Public pension funds have joined the fray alongside prominent activist investors such as Carl Icahn, Bill Ackman, Paul Singer, and Daniel Loeb. Indeed, shareholder activism has become its own asset class, with an everexpanding universe of hedge funds dedicated to activism, and mutual funds such as the 13D Activist Fund allowing ordinary investors to participate financially in activist campaigns.
Activist investors have waged an extensive campaign to eliminate the “corporate-raider” stigma from 1980s-era activism and have found success by drawing support from numerous constituencies. Mainstream investors and strategic bidders are working in increasing numbers with activists.
Institutional investors are investing in activist funds. The financial press dedicates a beat to the goings-on of shareholder activists. Academics are supporting activist campaigns. And shareholder advisory firms, such as Institutional Shareholder Services (“ISS”) and Glass Lewis, are frequently siding with the activists in making voting recommendations to shareholders.
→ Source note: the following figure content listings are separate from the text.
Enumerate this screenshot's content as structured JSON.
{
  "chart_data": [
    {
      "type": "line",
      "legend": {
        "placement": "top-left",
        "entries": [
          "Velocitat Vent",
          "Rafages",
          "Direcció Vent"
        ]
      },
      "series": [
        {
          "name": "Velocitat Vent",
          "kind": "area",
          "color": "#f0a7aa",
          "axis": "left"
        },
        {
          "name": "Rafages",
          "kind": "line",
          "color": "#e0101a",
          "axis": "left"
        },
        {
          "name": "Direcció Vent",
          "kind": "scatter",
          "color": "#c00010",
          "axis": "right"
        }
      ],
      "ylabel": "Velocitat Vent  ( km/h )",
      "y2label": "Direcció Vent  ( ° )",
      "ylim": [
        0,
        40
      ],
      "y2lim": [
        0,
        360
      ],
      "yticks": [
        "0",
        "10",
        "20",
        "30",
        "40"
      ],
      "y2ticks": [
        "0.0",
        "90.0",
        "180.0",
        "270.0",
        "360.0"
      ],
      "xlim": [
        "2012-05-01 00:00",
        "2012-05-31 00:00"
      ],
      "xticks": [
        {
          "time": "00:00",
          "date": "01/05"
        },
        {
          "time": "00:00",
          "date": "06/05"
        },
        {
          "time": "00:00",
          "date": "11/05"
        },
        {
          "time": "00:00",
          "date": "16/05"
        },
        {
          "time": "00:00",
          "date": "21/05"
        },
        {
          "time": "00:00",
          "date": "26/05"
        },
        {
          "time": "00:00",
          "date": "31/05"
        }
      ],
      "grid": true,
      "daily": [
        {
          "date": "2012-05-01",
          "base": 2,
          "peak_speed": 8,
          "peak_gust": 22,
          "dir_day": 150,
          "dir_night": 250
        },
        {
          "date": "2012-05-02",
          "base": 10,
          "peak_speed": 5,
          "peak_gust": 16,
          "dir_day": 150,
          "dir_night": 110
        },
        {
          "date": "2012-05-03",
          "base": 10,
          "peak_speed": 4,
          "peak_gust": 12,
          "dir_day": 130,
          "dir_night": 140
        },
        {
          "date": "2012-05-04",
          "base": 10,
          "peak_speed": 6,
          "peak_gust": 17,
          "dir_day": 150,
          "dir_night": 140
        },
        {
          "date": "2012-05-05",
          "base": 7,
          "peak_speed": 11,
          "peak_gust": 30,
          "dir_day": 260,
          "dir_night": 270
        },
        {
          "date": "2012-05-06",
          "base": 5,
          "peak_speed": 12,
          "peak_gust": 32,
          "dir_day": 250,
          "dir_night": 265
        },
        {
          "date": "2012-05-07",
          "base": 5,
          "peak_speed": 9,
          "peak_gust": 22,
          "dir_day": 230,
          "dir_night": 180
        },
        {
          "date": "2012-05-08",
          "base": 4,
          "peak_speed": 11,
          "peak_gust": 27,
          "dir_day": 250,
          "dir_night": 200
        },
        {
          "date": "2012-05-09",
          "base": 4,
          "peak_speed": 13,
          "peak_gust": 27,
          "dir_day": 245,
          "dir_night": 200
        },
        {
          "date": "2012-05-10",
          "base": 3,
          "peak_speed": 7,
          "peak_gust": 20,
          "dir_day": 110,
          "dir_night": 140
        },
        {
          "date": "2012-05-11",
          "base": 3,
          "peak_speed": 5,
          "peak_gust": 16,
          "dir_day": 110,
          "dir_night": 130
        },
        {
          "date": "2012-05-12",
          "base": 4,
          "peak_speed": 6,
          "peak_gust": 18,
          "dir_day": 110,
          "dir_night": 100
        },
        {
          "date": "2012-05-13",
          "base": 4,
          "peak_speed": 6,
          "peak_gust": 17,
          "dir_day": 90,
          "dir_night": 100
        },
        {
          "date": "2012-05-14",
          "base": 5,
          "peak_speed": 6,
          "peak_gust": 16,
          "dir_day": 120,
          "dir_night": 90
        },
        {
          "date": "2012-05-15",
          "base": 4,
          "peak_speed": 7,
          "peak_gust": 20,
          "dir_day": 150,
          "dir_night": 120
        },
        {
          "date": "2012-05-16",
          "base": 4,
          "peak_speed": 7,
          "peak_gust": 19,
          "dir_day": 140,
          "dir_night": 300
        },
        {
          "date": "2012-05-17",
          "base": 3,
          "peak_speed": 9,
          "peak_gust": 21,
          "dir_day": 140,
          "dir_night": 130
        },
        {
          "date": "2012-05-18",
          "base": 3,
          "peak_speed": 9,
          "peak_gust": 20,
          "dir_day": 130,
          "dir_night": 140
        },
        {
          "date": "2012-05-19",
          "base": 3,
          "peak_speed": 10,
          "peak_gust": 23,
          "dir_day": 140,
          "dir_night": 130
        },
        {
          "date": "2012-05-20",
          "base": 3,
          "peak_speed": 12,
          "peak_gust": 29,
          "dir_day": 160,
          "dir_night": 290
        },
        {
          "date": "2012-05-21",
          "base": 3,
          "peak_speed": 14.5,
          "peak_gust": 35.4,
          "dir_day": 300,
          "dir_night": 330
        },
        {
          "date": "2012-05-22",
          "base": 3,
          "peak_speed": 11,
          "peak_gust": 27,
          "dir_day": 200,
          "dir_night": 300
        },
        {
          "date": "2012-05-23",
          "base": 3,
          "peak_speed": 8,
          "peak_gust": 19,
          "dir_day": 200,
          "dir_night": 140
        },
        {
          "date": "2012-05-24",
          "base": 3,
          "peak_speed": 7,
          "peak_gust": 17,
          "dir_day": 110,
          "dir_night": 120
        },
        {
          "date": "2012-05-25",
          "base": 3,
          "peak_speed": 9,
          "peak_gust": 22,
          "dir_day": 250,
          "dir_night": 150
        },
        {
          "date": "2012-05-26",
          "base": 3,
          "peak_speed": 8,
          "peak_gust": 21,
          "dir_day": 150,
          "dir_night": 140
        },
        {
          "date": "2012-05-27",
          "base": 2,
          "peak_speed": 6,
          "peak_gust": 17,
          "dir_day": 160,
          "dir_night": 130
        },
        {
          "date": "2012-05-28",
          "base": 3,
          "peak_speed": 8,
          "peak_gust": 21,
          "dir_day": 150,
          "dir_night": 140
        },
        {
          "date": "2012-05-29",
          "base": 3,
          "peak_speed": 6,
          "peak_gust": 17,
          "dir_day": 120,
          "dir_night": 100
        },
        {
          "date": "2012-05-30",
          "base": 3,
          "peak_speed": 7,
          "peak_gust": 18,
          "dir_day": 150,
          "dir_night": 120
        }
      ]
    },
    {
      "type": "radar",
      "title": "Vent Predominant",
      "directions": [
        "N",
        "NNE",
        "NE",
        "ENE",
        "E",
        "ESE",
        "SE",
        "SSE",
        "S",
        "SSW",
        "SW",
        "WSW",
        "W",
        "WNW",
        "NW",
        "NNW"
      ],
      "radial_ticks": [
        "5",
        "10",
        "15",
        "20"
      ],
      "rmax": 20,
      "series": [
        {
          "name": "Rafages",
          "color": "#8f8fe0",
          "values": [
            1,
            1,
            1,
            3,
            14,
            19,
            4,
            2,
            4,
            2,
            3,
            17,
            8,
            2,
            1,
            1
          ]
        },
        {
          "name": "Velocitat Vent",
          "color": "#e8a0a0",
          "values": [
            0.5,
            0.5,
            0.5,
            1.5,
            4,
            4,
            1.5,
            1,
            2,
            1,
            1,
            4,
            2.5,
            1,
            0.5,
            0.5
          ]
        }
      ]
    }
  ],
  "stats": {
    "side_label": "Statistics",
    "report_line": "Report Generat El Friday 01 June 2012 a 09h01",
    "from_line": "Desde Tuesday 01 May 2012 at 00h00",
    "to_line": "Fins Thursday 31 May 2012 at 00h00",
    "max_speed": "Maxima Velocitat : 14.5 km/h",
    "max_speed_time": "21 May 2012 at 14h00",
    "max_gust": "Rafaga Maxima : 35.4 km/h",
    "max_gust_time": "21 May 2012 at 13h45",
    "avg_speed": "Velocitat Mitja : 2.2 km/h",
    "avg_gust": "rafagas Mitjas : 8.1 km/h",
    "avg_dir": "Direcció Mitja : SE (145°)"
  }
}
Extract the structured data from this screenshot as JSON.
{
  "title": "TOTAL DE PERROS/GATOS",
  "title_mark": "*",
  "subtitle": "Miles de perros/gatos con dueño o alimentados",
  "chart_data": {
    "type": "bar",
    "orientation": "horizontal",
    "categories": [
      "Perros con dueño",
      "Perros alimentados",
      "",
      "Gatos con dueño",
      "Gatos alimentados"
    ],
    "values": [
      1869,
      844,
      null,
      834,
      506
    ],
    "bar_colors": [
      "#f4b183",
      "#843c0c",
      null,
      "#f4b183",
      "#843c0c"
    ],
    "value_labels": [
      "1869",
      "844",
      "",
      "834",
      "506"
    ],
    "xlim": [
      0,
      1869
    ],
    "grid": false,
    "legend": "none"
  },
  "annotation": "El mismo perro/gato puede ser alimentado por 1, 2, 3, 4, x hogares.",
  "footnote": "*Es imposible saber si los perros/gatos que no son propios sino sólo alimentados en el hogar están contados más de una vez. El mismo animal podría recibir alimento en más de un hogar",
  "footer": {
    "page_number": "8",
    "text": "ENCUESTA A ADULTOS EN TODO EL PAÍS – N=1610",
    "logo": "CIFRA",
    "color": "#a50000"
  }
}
The success of the recent wave of activism has manifested in many ways. In the 2014 proxy season, for example, shareholder proposals for board declassification and majority voting in director elections received record shareholder support, respectively averaging 84% and 57.2% of votes cast. Additionally, in 2013 and 2014, shareholders successfully obtained board seats at eBay and Microsoft, achieved a higher price-per-share during Dell’s going-private transaction, and incited a division spin-off at Timken. In light of recent activist success and prevailing shareholder sentiment, many corporate boards now proactively eliminate certain activist defensive measures such as staggered boards and protective bylaw provisions.
Corporate boards and management should be proactive in managing activist risk and should be aware of available defensive measures when faced with an activist campaign that may not be in the best interests of the company or its shareholders. The intent of this paper is to assist boards and management in confronting this issue by: (1) providing an overview of the various types of action or change sought by shareholder activists; (2) outlining the means by which management can identify an activist campaign; (3) recommending proactive and defensive strategies to prepare for and defend against actions that are not in the best interests of the company or its shareholders; and (4) discussing relevant legislative developments that may impact shareholder activism.